“Poker players don’t make good businessmen," says Doyle Brunson.
With the poker world reeling from the addition of Howard Lederer and Chris Ferguson to the DOJ's civil complaint against Full Tilt Poker, many are confused by the discrepancy between their reputations and the allegations being laid against them.
And while the majority of the poker community bases their opinions on little more than what they see on television and read in the media, there are those who know the two FTP owners personally.
Doyle Brunson and Barry Greenstein can certainly be counted among the latter group.
“I’m extremely surprised because I’ve known Howard for years and years and I’ve always held him in very high regard,” Doyle Brunson told PokerListings.com on Day 1A of the 2011 EPT London main event.
“I always believed he was a very ethical person and I have to believe that he didn’t really know what was going on,” Brunson said.
In the amendment to the civil complaint against Full Tilt the DOJ asserts that Lederer received at least $41.8 million between April of 2007 and April of 2011. Ferguson is alleged to have received at least $25 million in the same time period.
The problem is that while the owners of Full Tilt Poker were receiving monthly dividends totaling $443 million over those four years, the company was for all intents and purposes insolvent in the time leading up to Black Friday.
The question is, how could intelligent people mismanage such a profitable company to the point of insolvency?
With player accounts totaling roughly $390 million in March of 2011, and FTP holding just $60 million in assets, the civil complaint claims that in an attempt to cover up the company’s dire financial straits, decisions were made to maintain the appearance that everything was business as usual.
Malicious Intent or a Misguided Attempt to Save the Site?
Poker legend Barry Greenstein has known Lederer and Ferguson for many years and has an idea about what may have led to their current quagmire.
“Let’s pick a name, Ray Bitar is usually the name people pick, didn’t want to alert anyone to the problems so to keep it on the down-low [dividend payments to owners] had to continue,” Greenstein told PokerListings.com.
“There’s no doubt in my mind that their thought wasn’t ‘We’re going to steal from customers’ but when Black Friday hit it came at the absolute worst time for them.”
Full Tilt Poker has since released statements pointing to a number of reasons for the company’s shortfall, including payment processor problems, government siezures and outright theft.
Compounding the problem, Full Tilt Poker was reportedly crediting players’ FTP accounts despite the funds never actually being withdrawn from the players’ bank accounts or credit cards, in efforts to keep the online poker room running smoothly.
Since the company would be unable to pay out any significant amount of player funds should they be requested, it was paramount to keep its insolvency under wraps. And that likely included keeping the information from owners of Full Tilt not in the know.
“Most of these guys on Team Full Tilt are friends of mine and most of them definitely didn’t know what was going on,” said Barry Greenstein.
“The big issue is when people found out what the problem was,” he added.
Barry Greenstein seems to give Lederer and Ferguson the benefit of the doubt when it comes to their intentions.
So the continuing payments to the owners could be interpreted as being motivated by good intentions, to avoid a scare that might result in mass withdrawals while the online poker room was trying to rebuild its assets.
“I don’t think anyone believes that the initial intent was to defraud the customers, it just worked out that way in their method of fixing the problem,” Greenstein continued.
Brunson agrees that while their intentions may have been noble, there were serious mistakes made by FTP’s management.
“I know they didn’t have any checks and balances in place which is understandable to me as a gambler because every business I’ve ever been in I never made the right decisions.

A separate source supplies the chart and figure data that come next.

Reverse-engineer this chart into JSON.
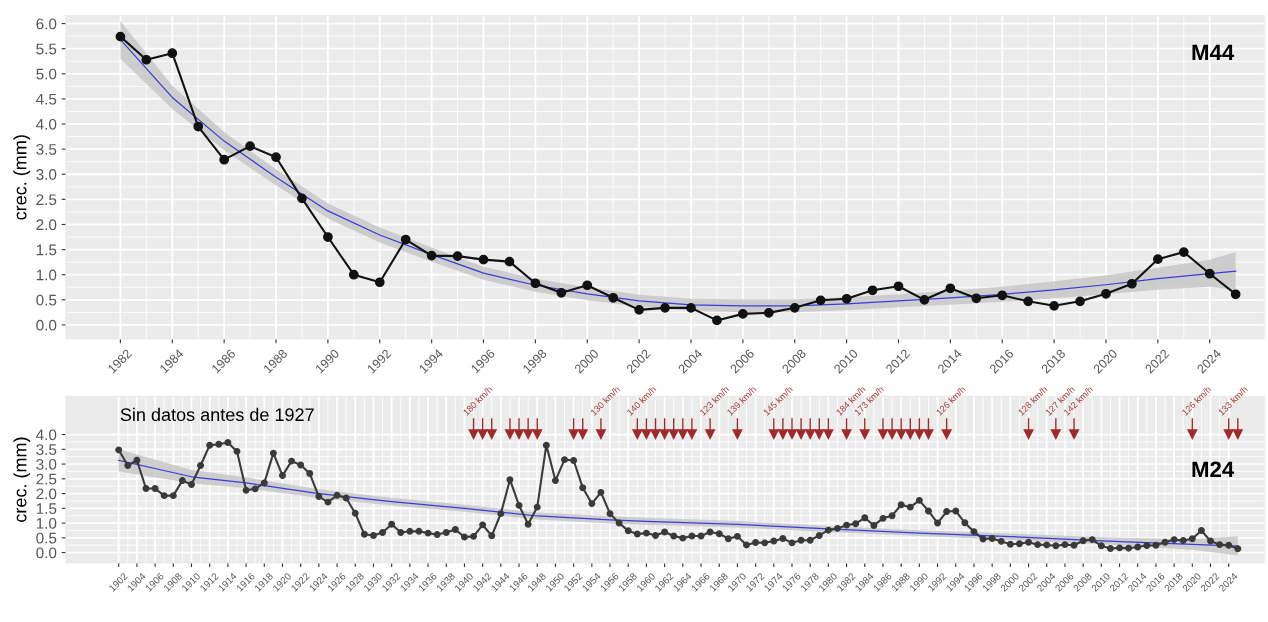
{
  "chart_data": [
    {
      "type": "line",
      "ylabel": "crec. (mm)",
      "annotations": [
        "M44"
      ],
      "grid": true,
      "marker": "circle",
      "line_style": "solid",
      "xlim": [
        1979.9,
        2026.1
      ],
      "ylim": [
        -0.28,
        6.16
      ],
      "xticks": [
        1982,
        1984,
        1986,
        1988,
        1990,
        1992,
        1994,
        1996,
        1998,
        2000,
        2002,
        2004,
        2006,
        2008,
        2010,
        2012,
        2014,
        2016,
        2018,
        2020,
        2022,
        2024
      ],
      "yticks": [
        {
          "value": 0,
          "label": "0.0"
        },
        {
          "value": 0.5,
          "label": "0.5"
        },
        {
          "value": 1,
          "label": "1.0"
        },
        {
          "value": 1.5,
          "label": "1.5"
        },
        {
          "value": 2,
          "label": "2.0"
        },
        {
          "value": 2.5,
          "label": "2.5"
        },
        {
          "value": 3,
          "label": "3.0"
        },
        {
          "value": 3.5,
          "label": "3.5"
        },
        {
          "value": 4,
          "label": "4.0"
        },
        {
          "value": 4.5,
          "label": "4.5"
        },
        {
          "value": 5,
          "label": "5.0"
        },
        {
          "value": 5.5,
          "label": "5.5"
        },
        {
          "value": 6,
          "label": "6.0"
        }
      ],
      "series": [
        {
          "type": "line",
          "color": "#3b3bd9",
          "marker": "none",
          "x": [
            1982,
            1984,
            1986,
            1988,
            1990,
            1992,
            1994,
            1996,
            1998,
            2000,
            2002,
            2004,
            2006,
            2008,
            2010,
            2012,
            2014,
            2016,
            2018,
            2020,
            2022,
            2024,
            2025
          ],
          "values": [
            5.68,
            4.53,
            3.66,
            2.94,
            2.27,
            1.79,
            1.4,
            1.03,
            0.79,
            0.62,
            0.48,
            0.4,
            0.38,
            0.38,
            0.42,
            0.48,
            0.54,
            0.61,
            0.7,
            0.8,
            0.92,
            1.02,
            1.07
          ],
          "lower": [
            5.3,
            4.3,
            3.48,
            2.78,
            2.12,
            1.64,
            1.26,
            0.9,
            0.66,
            0.49,
            0.36,
            0.28,
            0.25,
            0.25,
            0.29,
            0.35,
            0.4,
            0.46,
            0.53,
            0.61,
            0.7,
            0.76,
            0.69
          ],
          "upper": [
            6.05,
            4.76,
            3.84,
            3.1,
            2.42,
            1.94,
            1.54,
            1.16,
            0.92,
            0.75,
            0.6,
            0.52,
            0.51,
            0.51,
            0.55,
            0.61,
            0.68,
            0.76,
            0.87,
            0.99,
            1.14,
            1.3,
            1.45
          ]
        },
        {
          "type": "line",
          "color": "#111111",
          "x": [
            1982,
            1983,
            1984,
            1985,
            1986,
            1987,
            1988,
            1989,
            1990,
            1991,
            1992,
            1993,
            1994,
            1995,
            1996,
            1997,
            1998,
            1999,
            2000,
            2001,
            2002,
            2003,
            2004,
            2005,
            2006,
            2007,
            2008,
            2009,
            2010,
            2011,
            2012,
            2013,
            2014,
            2015,
            2016,
            2017,
            2018,
            2019,
            2020,
            2021,
            2022,
            2023,
            2024,
            2025
          ],
          "values": [
            5.74,
            5.28,
            5.41,
            3.95,
            3.29,
            3.56,
            3.34,
            2.52,
            1.75,
            1.0,
            0.85,
            1.7,
            1.38,
            1.37,
            1.3,
            1.26,
            0.83,
            0.64,
            0.79,
            0.54,
            0.3,
            0.34,
            0.34,
            0.09,
            0.22,
            0.24,
            0.34,
            0.49,
            0.52,
            0.69,
            0.77,
            0.5,
            0.73,
            0.53,
            0.59,
            0.47,
            0.38,
            0.47,
            0.62,
            0.82,
            1.31,
            1.45,
            1.02,
            0.61
          ]
        }
      ]
    },
    {
      "type": "line",
      "ylabel": "crec. (mm)",
      "annotations": [
        "Sin datos antes de 1927",
        "M24",
        {
          "text": "180 km/h",
          "x": 1941,
          "y": 4.0
        },
        {
          "text": "130 km/h",
          "x": 1955,
          "y": 4.0
        },
        {
          "text": "140 km/h",
          "x": 1959,
          "y": 4.0
        },
        {
          "text": "123 km/h",
          "x": 1967,
          "y": 4.0
        },
        {
          "text": "139 km/h",
          "x": 1970,
          "y": 4.0
        },
        {
          "text": "145 km/h",
          "x": 1974,
          "y": 4.0
        },
        {
          "text": "184 km/h",
          "x": 1982,
          "y": 4.0
        },
        {
          "text": "173 km/h",
          "x": 1984,
          "y": 4.0
        },
        {
          "text": "126 km/h",
          "x": 1993,
          "y": 4.0
        },
        {
          "text": "128 km/h",
          "x": 2002,
          "y": 4.0
        },
        {
          "text": "127 km/h",
          "x": 2005,
          "y": 4.0
        },
        {
          "text": "142 km/h",
          "x": 2007,
          "y": 4.0
        },
        {
          "text": "126 km/h",
          "x": 2020,
          "y": 4.0
        },
        {
          "text": "133 km/h",
          "x": 2024,
          "y": 4.0
        }
      ],
      "grid": true,
      "marker": "circle",
      "line_style": "solid",
      "xlim": [
        1896.2,
        2027.9
      ],
      "ylim": [
        -0.35,
        5.3
      ],
      "xticks": [
        1902,
        1904,
        1906,
        1908,
        1910,
        1912,
        1914,
        1916,
        1918,
        1920,
        1922,
        1924,
        1926,
        1928,
        1930,
        1932,
        1934,
        1936,
        1938,
        1940,
        1942,
        1944,
        1946,
        1948,
        1950,
        1952,
        1954,
        1956,
        1958,
        1960,
        1962,
        1964,
        1966,
        1968,
        1970,
        1972,
        1974,
        1976,
        1978,
        1980,
        1982,
        1984,
        1986,
        1988,
        1990,
        1992,
        1994,
        1996,
        1998,
        2000,
        2002,
        2004,
        2006,
        2008,
        2010,
        2012,
        2014,
        2016,
        2018,
        2020,
        2022,
        2024
      ],
      "yticks": [
        {
          "value": 0,
          "label": "0.0"
        },
        {
          "value": 0.5,
          "label": "0.5"
        },
        {
          "value": 1,
          "label": "1.0"
        },
        {
          "value": 1.5,
          "label": "1.5"
        },
        {
          "value": 2,
          "label": "2.0"
        },
        {
          "value": 2.5,
          "label": "2.5"
        },
        {
          "value": 3,
          "label": "3.0"
        },
        {
          "value": 3.5,
          "label": "3.5"
        },
        {
          "value": 4,
          "label": "4.0"
        }
      ],
      "series": [
        {
          "type": "line",
          "color": "#3b3bd9",
          "marker": "none",
          "x": [
            1902,
            1910,
            1916,
            1924,
            1932,
            1940,
            1948,
            1956,
            1960,
            1970,
            1980,
            1990,
            2000,
            2010,
            2020,
            2025
          ],
          "values": [
            3.13,
            2.57,
            2.36,
            2.0,
            1.73,
            1.5,
            1.24,
            1.11,
            1.06,
            0.96,
            0.8,
            0.66,
            0.54,
            0.4,
            0.28,
            0.22
          ],
          "lower": [
            2.75,
            2.35,
            2.18,
            1.85,
            1.6,
            1.38,
            1.12,
            0.99,
            0.94,
            0.85,
            0.7,
            0.56,
            0.43,
            0.28,
            0.1,
            -0.1
          ],
          "upper": [
            3.5,
            2.8,
            2.55,
            2.15,
            1.86,
            1.62,
            1.36,
            1.23,
            1.18,
            1.07,
            0.9,
            0.76,
            0.65,
            0.52,
            0.45,
            0.55
          ]
        },
        {
          "type": "line",
          "color": "#3a3a3a",
          "x": [
            1902,
            1903,
            1904,
            1905,
            1906,
            1907,
            1908,
            1909,
            1910,
            1911,
            1912,
            1913,
            1914,
            1915,
            1916,
            1917,
            1918,
            1919,
            1920,
            1921,
            1922,
            1923,
            1924,
            1925,
            1926,
            1927,
            1928,
            1929,
            1930,
            1931,
            1932,
            1933,
            1934,
            1935,
            1936,
            1937,
            1938,
            1939,
            1940,
            1941,
            1942,
            1943,
            1944,
            1945,
            1946,
            1947,
            1948,
            1949,
            1950,
            1951,
            1952,
            1953,
            1954,
            1955,
            1956,
            1957,
            1958,
            1959,
            1960,
            1961,
            1962,
            1963,
            1964,
            1965,
            1966,
            1967,
            1968,
            1969,
            1970,
            1971,
            1972,
            1973,
            1974,
            1975,
            1976,
            1977,
            1978,
            1979,
            1980,
            1981,
            1982,
            1983,
            1984,
            1985,
            1986,
            1987,
            1988,
            1989,
            1990,
            1991,
            1992,
            1993,
            1994,
            1995,
            1996,
            1997,
            1998,
            1999,
            2000,
            2001,
            2002,
            2003,
            2004,
            2005,
            2006,
            2007,
            2008,
            2009,
            2010,
            2011,
            2012,
            2013,
            2014,
            2015,
            2016,
            2017,
            2018,
            2019,
            2020,
            2021,
            2022,
            2023,
            2024,
            2025
          ],
          "values": [
            3.48,
            2.95,
            3.13,
            2.17,
            2.17,
            1.93,
            1.93,
            2.44,
            2.31,
            2.95,
            3.64,
            3.67,
            3.73,
            3.43,
            2.11,
            2.16,
            2.36,
            3.37,
            2.61,
            3.1,
            2.97,
            2.68,
            1.9,
            1.71,
            1.94,
            1.85,
            1.33,
            0.62,
            0.58,
            0.68,
            0.96,
            0.68,
            0.72,
            0.72,
            0.66,
            0.61,
            0.68,
            0.78,
            0.53,
            0.55,
            0.94,
            0.57,
            1.32,
            2.47,
            1.6,
            0.96,
            1.54,
            3.64,
            2.44,
            3.15,
            3.12,
            2.2,
            1.66,
            2.04,
            1.32,
            1.0,
            0.74,
            0.63,
            0.66,
            0.58,
            0.7,
            0.56,
            0.49,
            0.56,
            0.56,
            0.7,
            0.64,
            0.47,
            0.55,
            0.26,
            0.34,
            0.33,
            0.39,
            0.48,
            0.33,
            0.42,
            0.42,
            0.58,
            0.76,
            0.82,
            0.93,
            0.98,
            1.18,
            0.92,
            1.16,
            1.25,
            1.62,
            1.54,
            1.77,
            1.41,
            1.0,
            1.39,
            1.41,
            1.01,
            0.71,
            0.46,
            0.48,
            0.38,
            0.28,
            0.3,
            0.35,
            0.27,
            0.26,
            0.23,
            0.27,
            0.25,
            0.4,
            0.44,
            0.23,
            0.14,
            0.16,
            0.15,
            0.19,
            0.24,
            0.25,
            0.35,
            0.44,
            0.41,
            0.47,
            0.75,
            0.39,
            0.27,
            0.25,
            0.13
          ]
        },
        {
          "type": "scatter",
          "color": "#9e2a2b",
          "marker": "triangle",
          "x": [
            1941,
            1942,
            1943,
            1945,
            1946,
            1947,
            1948,
            1952,
            1953,
            1955,
            1959,
            1960,
            1961,
            1962,
            1963,
            1964,
            1965,
            1967,
            1970,
            1974,
            1975,
            1976,
            1977,
            1978,
            1979,
            1980,
            1982,
            1984,
            1986,
            1987,
            1988,
            1989,
            1990,
            1991,
            1993,
            2002,
            2005,
            2007,
            2020,
            2024,
            2025
          ],
          "values": [
            4.0,
            4.0,
            4.0,
            4.0,
            4.0,
            4.0,
            4.0,
            4.0,
            4.0,
            4.0,
            4.0,
            4.0,
            4.0,
            4.0,
            4.0,
            4.0,
            4.0,
            4.0,
            4.0,
            4.0,
            4.0,
            4.0,
            4.0,
            4.0,
            4.0,
            4.0,
            4.0,
            4.0,
            4.0,
            4.0,
            4.0,
            4.0,
            4.0,
            4.0,
            4.0,
            4.0,
            4.0,
            4.0,
            4.0,
            4.0,
            4.0
          ]
        }
      ]
    }
  ]
}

“Poker players don’t make good businessmen,” he said simply.
Lack of Regulation in the US Partly to Blame
Another point Brunson and Greenstein agree on is that the US government, while not complicit in the mistakes made by Full Tilt Poker, definitely set the stage for something like this to happen.
By cracking down on off-shore online poker rooms with the UIGEA legislation, but never outlawing the activity of online poker, the US government created a grey area for its citizens putting their money in the hands of unregulated online poker rooms subject to little or no oversight.

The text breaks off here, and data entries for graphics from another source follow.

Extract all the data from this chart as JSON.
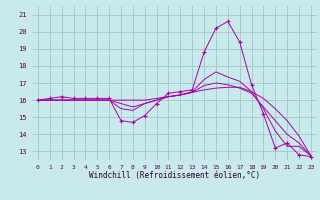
{
  "xlabel": "Windchill (Refroidissement éolien,°C)",
  "background_color": "#c8eaea",
  "grid_color": "#a0c8c8",
  "line_color": "#aa00aa",
  "xlim": [
    -0.5,
    23.5
  ],
  "ylim": [
    12.5,
    21.5
  ],
  "yticks": [
    13,
    14,
    15,
    16,
    17,
    18,
    19,
    20,
    21
  ],
  "xticks": [
    0,
    1,
    2,
    3,
    4,
    5,
    6,
    7,
    8,
    9,
    10,
    11,
    12,
    13,
    14,
    15,
    16,
    17,
    18,
    19,
    20,
    21,
    22,
    23
  ],
  "series": [
    {
      "x": [
        0,
        1,
        2,
        3,
        4,
        5,
        6,
        7,
        8,
        9,
        10,
        11,
        12,
        13,
        14,
        15,
        16,
        17,
        18,
        19,
        20,
        21,
        22,
        23
      ],
      "y": [
        16.0,
        16.1,
        16.2,
        16.1,
        16.1,
        16.1,
        16.1,
        14.8,
        14.7,
        15.1,
        15.8,
        16.4,
        16.5,
        16.6,
        18.8,
        20.2,
        20.6,
        19.4,
        16.9,
        15.2,
        13.2,
        13.5,
        12.8,
        12.7
      ],
      "marker": true
    },
    {
      "x": [
        0,
        1,
        2,
        3,
        4,
        5,
        6,
        7,
        8,
        9,
        10,
        11,
        12,
        13,
        14,
        15,
        16,
        17,
        18,
        19,
        20,
        21,
        22,
        23
      ],
      "y": [
        16.0,
        16.0,
        16.0,
        16.0,
        16.0,
        16.0,
        16.0,
        16.0,
        16.0,
        16.0,
        16.1,
        16.2,
        16.3,
        16.45,
        16.6,
        16.7,
        16.75,
        16.75,
        16.5,
        16.1,
        15.5,
        14.8,
        13.9,
        12.75
      ],
      "marker": false
    },
    {
      "x": [
        0,
        1,
        2,
        3,
        4,
        5,
        6,
        7,
        8,
        9,
        10,
        11,
        12,
        13,
        14,
        15,
        16,
        17,
        18,
        19,
        20,
        21,
        22,
        23
      ],
      "y": [
        16.0,
        16.0,
        16.0,
        16.0,
        16.0,
        16.0,
        16.0,
        15.8,
        15.6,
        15.8,
        16.0,
        16.2,
        16.3,
        16.45,
        16.85,
        17.0,
        16.9,
        16.7,
        16.4,
        15.6,
        14.8,
        14.0,
        13.5,
        12.75
      ],
      "marker": false
    },
    {
      "x": [
        0,
        1,
        2,
        3,
        4,
        5,
        6,
        7,
        8,
        9,
        10,
        11,
        12,
        13,
        14,
        15,
        16,
        17,
        18,
        19,
        20,
        21,
        22,
        23
      ],
      "y": [
        16.0,
        16.0,
        16.0,
        16.0,
        16.0,
        16.0,
        16.0,
        15.5,
        15.4,
        15.8,
        16.0,
        16.2,
        16.3,
        16.5,
        17.2,
        17.65,
        17.35,
        17.1,
        16.5,
        15.5,
        14.2,
        13.3,
        13.3,
        12.75
      ],
      "marker": false
    }
  ]
}
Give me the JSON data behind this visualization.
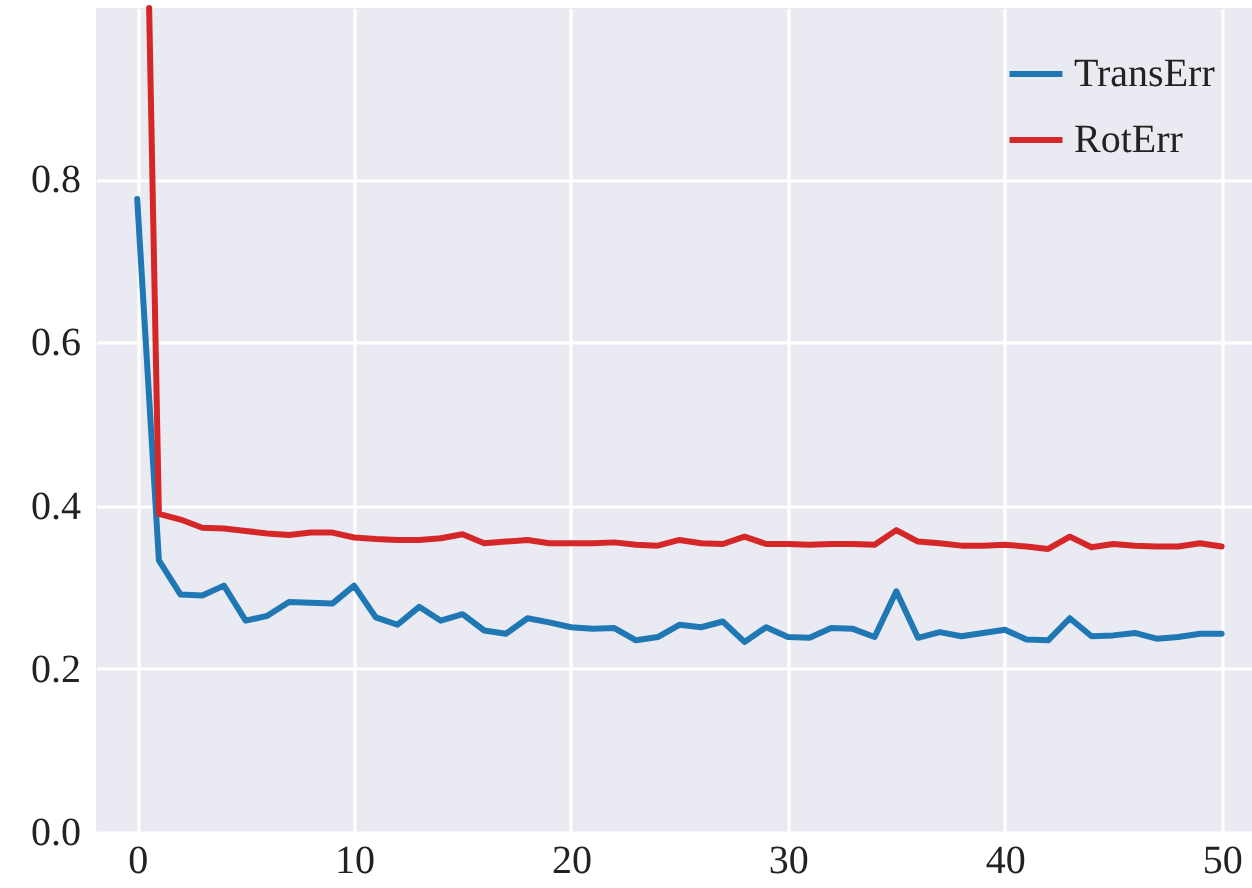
{
  "chart_data": {
    "type": "line",
    "x": [
      0,
      1,
      2,
      3,
      4,
      5,
      6,
      7,
      8,
      9,
      10,
      11,
      12,
      13,
      14,
      15,
      16,
      17,
      18,
      19,
      20,
      21,
      22,
      23,
      24,
      25,
      26,
      27,
      28,
      29,
      30,
      31,
      32,
      33,
      34,
      35,
      36,
      37,
      38,
      39,
      40,
      41,
      42,
      43,
      44,
      45,
      46,
      47,
      48,
      49,
      50
    ],
    "series": [
      {
        "name": "TransErr",
        "color": "#1f77b4",
        "values": [
          0.776,
          0.333,
          0.291,
          0.29,
          0.302,
          0.259,
          0.265,
          0.282,
          0.281,
          0.28,
          0.302,
          0.263,
          0.254,
          0.276,
          0.259,
          0.267,
          0.247,
          0.243,
          0.262,
          0.257,
          0.251,
          0.249,
          0.25,
          0.235,
          0.239,
          0.254,
          0.251,
          0.258,
          0.233,
          0.251,
          0.239,
          0.238,
          0.25,
          0.249,
          0.239,
          0.295,
          0.238,
          0.245,
          0.24,
          0.244,
          0.248,
          0.236,
          0.235,
          0.262,
          0.24,
          0.241,
          0.244,
          0.237,
          0.239,
          0.243,
          0.243
        ]
      },
      {
        "name": "RotErr",
        "color": "#d62728",
        "x": [
          0.55,
          1,
          2,
          3,
          4,
          5,
          6,
          7,
          8,
          9,
          10,
          11,
          12,
          13,
          14,
          15,
          16,
          17,
          18,
          19,
          20,
          21,
          22,
          23,
          24,
          25,
          26,
          27,
          28,
          29,
          30,
          31,
          32,
          33,
          34,
          35,
          36,
          37,
          38,
          39,
          40,
          41,
          42,
          43,
          44,
          45,
          46,
          47,
          48,
          49,
          50
        ],
        "values": [
          1.01,
          0.39,
          0.383,
          0.373,
          0.372,
          0.369,
          0.366,
          0.364,
          0.367,
          0.367,
          0.361,
          0.359,
          0.358,
          0.358,
          0.36,
          0.365,
          0.354,
          0.356,
          0.358,
          0.354,
          0.354,
          0.354,
          0.355,
          0.352,
          0.351,
          0.358,
          0.354,
          0.353,
          0.362,
          0.353,
          0.353,
          0.352,
          0.353,
          0.353,
          0.352,
          0.37,
          0.356,
          0.354,
          0.351,
          0.351,
          0.352,
          0.35,
          0.347,
          0.362,
          0.349,
          0.353,
          0.351,
          0.35,
          0.35,
          0.354,
          0.35
        ]
      }
    ],
    "xlim": [
      -1.9,
      51.4
    ],
    "xticks": [
      0,
      10,
      20,
      30,
      40,
      50
    ],
    "ylim": [
      0,
      1.01
    ],
    "yticks": [
      {
        "value": 0,
        "label": "0.0"
      },
      0.2,
      0.4,
      0.6,
      0.8
    ],
    "grid": true,
    "legend": "top right"
  }
}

“I don’t think the government should be blamed for Full Tilt’s mistakes but it set up a climate in which poker wasn’t regulated and the potential for bad things happening was there,” said Greenstein.
And as far-fetched as Full Tilt’s management, or lack thereof, seems, the US government’s failure to capitalize on the online poker industry is just as mind-boggling, especially considering the country’s economic state.
“Economically there’s money in online poker and we shouldn’t be shipping that money out to other countries that house online poker rooms that cater predominantly to American customers,” said Greenstein.
“The money needs to stay in America and we need to be employing Americans.”